Period. Full stop. I want to leave it there (partly because this post is getting long!) but I want to say one more thing really quickly. Prayer produces weakness, and weakness produces prayer. A lifestyle of prayer shows us how much we need God more and more every day, and so this lifestyle of prayer feeds itself. Because of that I think that this production value, more than any other is settled right in a man’s wheelhouse. When we invest in this production value growth that we can track happens. And who doesn’t love to see growth when they go the gym?

In Him,
Jared

For a very thorough examination of the issue of prayer and coincidence, check out David Owen’s book Causes and Coincidences

Comments
  1. I often don’t find myself in prayer until I am worn and weak. This is particularly true as I try to maintain our website and blog. I try to ask God for wisdom and direction before I proceed, but sometimes I think I can do it on my own. This is not the case.

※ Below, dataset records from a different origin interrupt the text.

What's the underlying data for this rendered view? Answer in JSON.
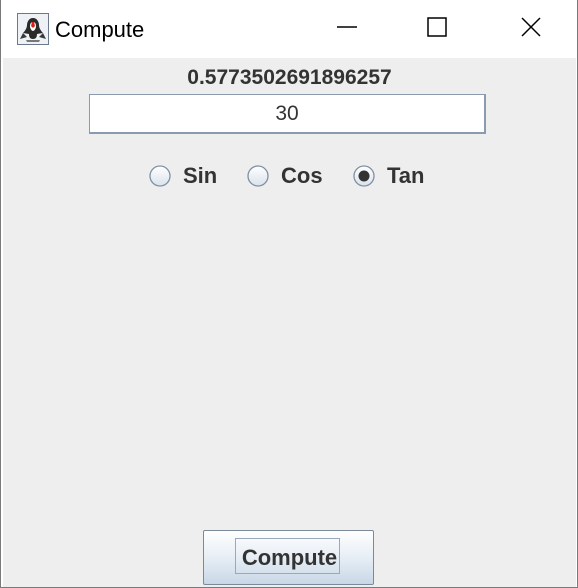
{
  "window": {
    "title": "Compute",
    "controls": {
      "minimize": "minimize-icon",
      "maximize": "maximize-icon",
      "close": "close-icon"
    }
  },
  "result": {
    "value": "0.5773502691896257"
  },
  "input": {
    "value": "30"
  },
  "functions": {
    "options": [
      {
        "label": "Sin",
        "selected": false
      },
      {
        "label": "Cos",
        "selected": false
      },
      {
        "label": "Tan",
        "selected": true
      }
    ]
  },
  "compute_button": {
    "label": "Compute"
  },
  "colors": {
    "panel_background": "#eeeeee",
    "text": "#333333",
    "field_border": "#8a9bb0"
  }
}
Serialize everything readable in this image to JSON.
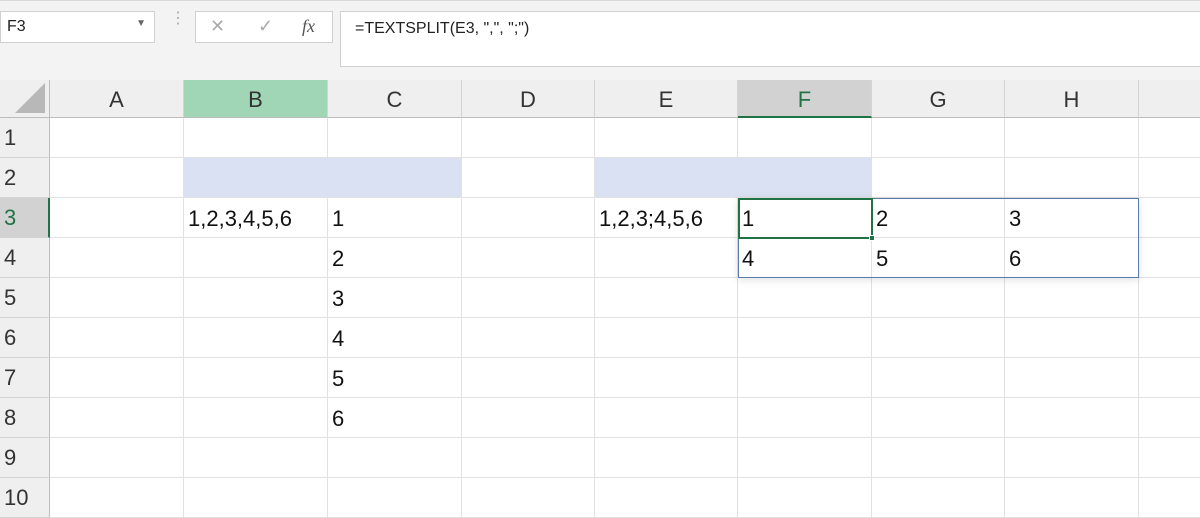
{
  "name_box": "F3",
  "formula_bar": {
    "cancel_icon": "✕",
    "enter_icon": "✓",
    "fx_label": "fx",
    "formula": "=TEXTSPLIT(E3, \",\", \";\")"
  },
  "columns": [
    "A",
    "B",
    "C",
    "D",
    "E",
    "F",
    "G",
    "H"
  ],
  "rows": [
    "1",
    "2",
    "3",
    "4",
    "5",
    "6",
    "7",
    "8",
    "9",
    "10"
  ],
  "cells": {
    "B3": "1,2,3,4,5,6",
    "C3": "1",
    "C4": "2",
    "C5": "3",
    "C6": "4",
    "C7": "5",
    "C8": "6",
    "E3": "1,2,3;4,5,6",
    "F3": "1",
    "G3": "2",
    "H3": "3",
    "F4": "4",
    "G4": "5",
    "H4": "6"
  },
  "colors": {
    "fill": "#d9e1f2",
    "accent": "#217346",
    "header_selected": "#a0d5b5",
    "spill_border": "#5a7aa8"
  }
}
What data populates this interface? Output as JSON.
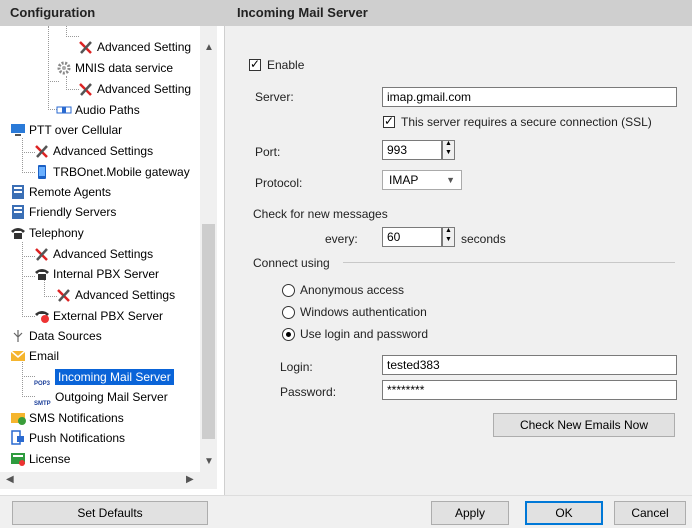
{
  "left_panel": {
    "title": "Configuration",
    "tree": [
      {
        "label": "Advanced Setting",
        "icon": "tools-icon"
      },
      {
        "label": "MNIS data service",
        "icon": "gear-icon"
      },
      {
        "label": "Advanced Setting",
        "icon": "tools-icon"
      },
      {
        "label": "Audio Paths",
        "icon": "audio-paths-icon"
      },
      {
        "label": "PTT over Cellular",
        "icon": "monitor-icon"
      },
      {
        "label": "Advanced Settings",
        "icon": "tools-icon"
      },
      {
        "label": "TRBOnet.Mobile gateway",
        "icon": "mobile-icon"
      },
      {
        "label": "Remote Agents",
        "icon": "server-icon"
      },
      {
        "label": "Friendly Servers",
        "icon": "server-icon"
      },
      {
        "label": "Telephony",
        "icon": "telephone-icon"
      },
      {
        "label": "Advanced Settings",
        "icon": "tools-icon"
      },
      {
        "label": "Internal PBX Server",
        "icon": "telephone-icon"
      },
      {
        "label": "Advanced Settings",
        "icon": "tools-icon"
      },
      {
        "label": "External PBX Server",
        "icon": "pbx-icon"
      },
      {
        "label": "Data Sources",
        "icon": "data-sources-icon"
      },
      {
        "label": "Email",
        "icon": "envelope-icon"
      },
      {
        "label": "Incoming Mail Server",
        "icon": "pop3-icon",
        "badge": "POP3"
      },
      {
        "label": "Outgoing Mail Server",
        "icon": "smtp-icon",
        "badge": "SMTP"
      },
      {
        "label": "SMS Notifications",
        "icon": "sms-icon"
      },
      {
        "label": "Push Notifications",
        "icon": "push-icon"
      },
      {
        "label": "License",
        "icon": "license-icon"
      }
    ],
    "set_defaults": "Set Defaults"
  },
  "main": {
    "title": "Incoming Mail Server",
    "enable_label": "Enable",
    "enable_checked": true,
    "server_label": "Server:",
    "server_value": "imap.gmail.com",
    "ssl_label": "This server requires a secure connection (SSL)",
    "ssl_checked": true,
    "port_label": "Port:",
    "port_value": "993",
    "protocol_label": "Protocol:",
    "protocol_value": "IMAP",
    "check_label": "Check for new messages",
    "every_label": "every:",
    "every_value": "60",
    "seconds_label": "seconds",
    "connect_label": "Connect using",
    "radio_anonymous": "Anonymous access",
    "radio_windows": "Windows authentication",
    "radio_login": "Use login and password",
    "selected_auth": "Use login and password",
    "login_label": "Login:",
    "login_value": "tested383",
    "password_label": "Password:",
    "password_value": "********",
    "check_now": "Check New Emails Now"
  },
  "footer": {
    "apply": "Apply",
    "ok": "OK",
    "cancel": "Cancel"
  },
  "colors": {
    "selection": "#0a64d8",
    "header": "#cfcfcf"
  }
}
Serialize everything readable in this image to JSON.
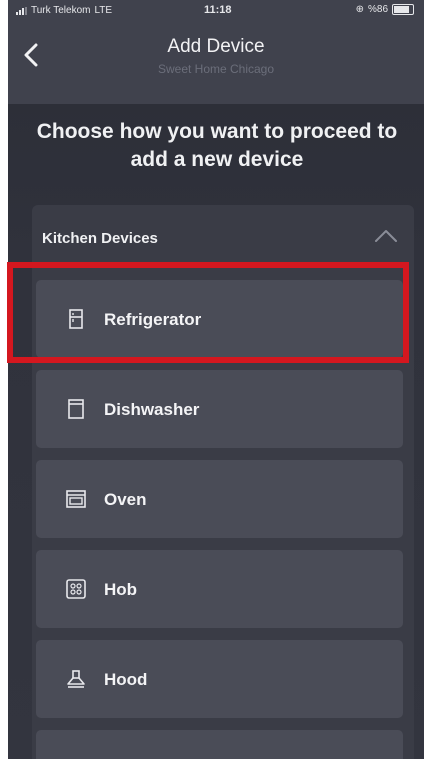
{
  "status_bar": {
    "carrier": "Turk Telekom",
    "network": "LTE",
    "time": "11:18",
    "battery": "%86"
  },
  "header": {
    "title": "Add Device",
    "subtitle": "Sweet Home Chicago"
  },
  "heading": "Choose how you want to proceed to add a new device",
  "section": {
    "title": "Kitchen Devices",
    "items": [
      {
        "label": "Refrigerator",
        "icon": "refrigerator-icon"
      },
      {
        "label": "Dishwasher",
        "icon": "dishwasher-icon"
      },
      {
        "label": "Oven",
        "icon": "oven-icon"
      },
      {
        "label": "Hob",
        "icon": "hob-icon"
      },
      {
        "label": "Hood",
        "icon": "hood-icon"
      }
    ]
  },
  "colors": {
    "highlight": "#d4171f",
    "header_bg": "#40424d",
    "card_bg": "#4a4c57"
  }
}
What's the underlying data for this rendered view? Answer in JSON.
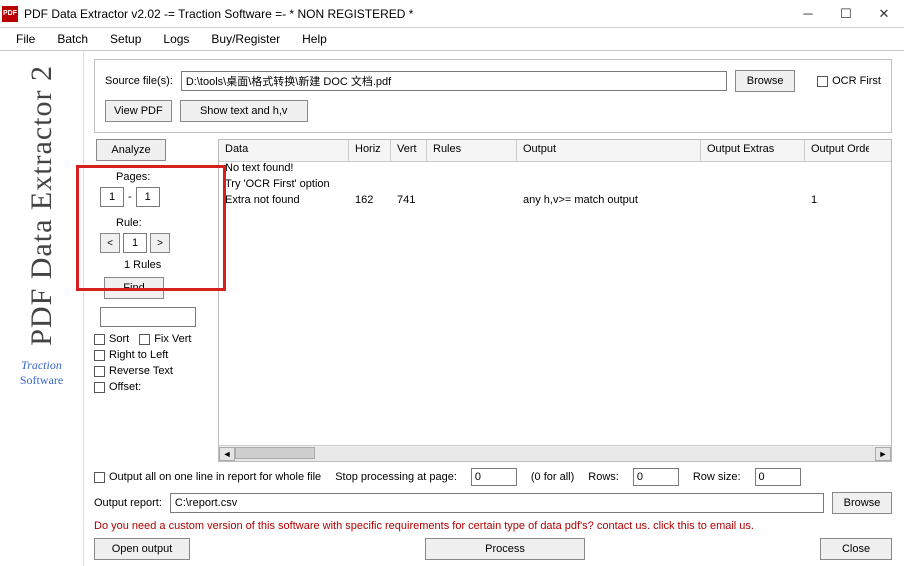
{
  "window": {
    "title": "PDF Data Extractor v2.02   -= Traction Software =- * NON REGISTERED *"
  },
  "menu": {
    "file": "File",
    "batch": "Batch",
    "setup": "Setup",
    "logs": "Logs",
    "buy": "Buy/Register",
    "help": "Help"
  },
  "source": {
    "label": "Source file(s):",
    "path": "D:\\tools\\桌面\\格式转换\\新建 DOC 文档.pdf",
    "browse": "Browse",
    "ocr_first": "OCR First",
    "view_pdf": "View PDF",
    "show_text": "Show text and h,v"
  },
  "left": {
    "analyze": "Analyze",
    "pages_label": "Pages:",
    "page_from": "1",
    "page_to": "1",
    "rule_label": "Rule:",
    "rule_num": "1",
    "rules_count": "1  Rules",
    "find": "Find",
    "sort": "Sort",
    "fixvert": "Fix Vert",
    "rtl": "Right to Left",
    "reverse": "Reverse Text",
    "offset": "Offset:"
  },
  "table": {
    "headers": {
      "data": "Data",
      "horiz": "Horiz",
      "vert": "Vert",
      "rules": "Rules",
      "output": "Output",
      "extras": "Output Extras",
      "order": "Output Order"
    },
    "rows": [
      {
        "data": "No text found!",
        "horiz": "",
        "vert": "",
        "rules": "",
        "output": "",
        "extras": "",
        "order": ""
      },
      {
        "data": "Try 'OCR First' option",
        "horiz": "",
        "vert": "",
        "rules": "",
        "output": "",
        "extras": "",
        "order": ""
      },
      {
        "data": "Extra not found",
        "horiz": "162",
        "vert": "741",
        "rules": "",
        "output": "any h,v>= match output",
        "extras": "",
        "order": "1"
      }
    ]
  },
  "bottom": {
    "output_all": "Output all on one line in report for whole file",
    "stop_label": "Stop processing at page:",
    "stop_val": "0",
    "stop_hint": "(0 for all)",
    "rows_label": "Rows:",
    "rows_val": "0",
    "rowsize_label": "Row size:",
    "rowsize_val": "0",
    "report_label": "Output report:",
    "report_path": "C:\\report.csv",
    "browse": "Browse",
    "promo": "Do you need a custom version of this software with specific requirements for certain type of data pdf's? contact us. click this to email us.",
    "open": "Open output",
    "process": "Process",
    "close": "Close"
  },
  "sidebar": {
    "brand": "PDF Data Extractor 2",
    "company_t": "Traction",
    "company_s": "Software"
  }
}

    I’m glad God has been patient with me and that He does hear my prayers. Sometimes, I will not know what to write in my blog, so I will spend time in His Word, or in prayer. An hour or so later, the blog will be done. I know it is God speaking through me because I took time to spend with Him, in prayer or in silence. I know I need to do this on a regular basis, but I do have a tendency to wait until I realize I can’t do it alone.

    • jmmllr says:

      Prayer, I think more than anything else, is about conversation. We enter into communion with God and God in turn shows us who we really are, and who we really need.

      Thanks for reading!

  2. jelillie says:

    You are right. We men are wired for action. We are also wired to be channels of a Power highger than our own. When the wiring that leads to action operates independently of the wiring which taps into the power of God, there is disconnect, powershortage, and power outage.
    I don;t see prayer as passive. I see it as actively opening ourselves to the Source who will guide and direct our actions. Prayer is not necessarily weakness though. it could be seen as our necessary pursuit for power. In that case it is more wisdom than anything else!

    • jmmllr says:

      I’m not sure if the pursuit of power for our own ends is a good thing. I think you’re bang on though about being conduits of power. When we allign ourselves in weakness to the only power that matters, we can say to a mountain get up and move into the sea. That, I think, is the real power of prayer.

      • Paul S says:

        You’re dead on here, but I don’t think weakness is the right word. Neither is passive. Prayer is a powerful expression of faith in God to give us the needed power to complete the mission or stay the course, how is asking for that in conversation with our father anything but strength? Submission to God… definitely. Weakness… never.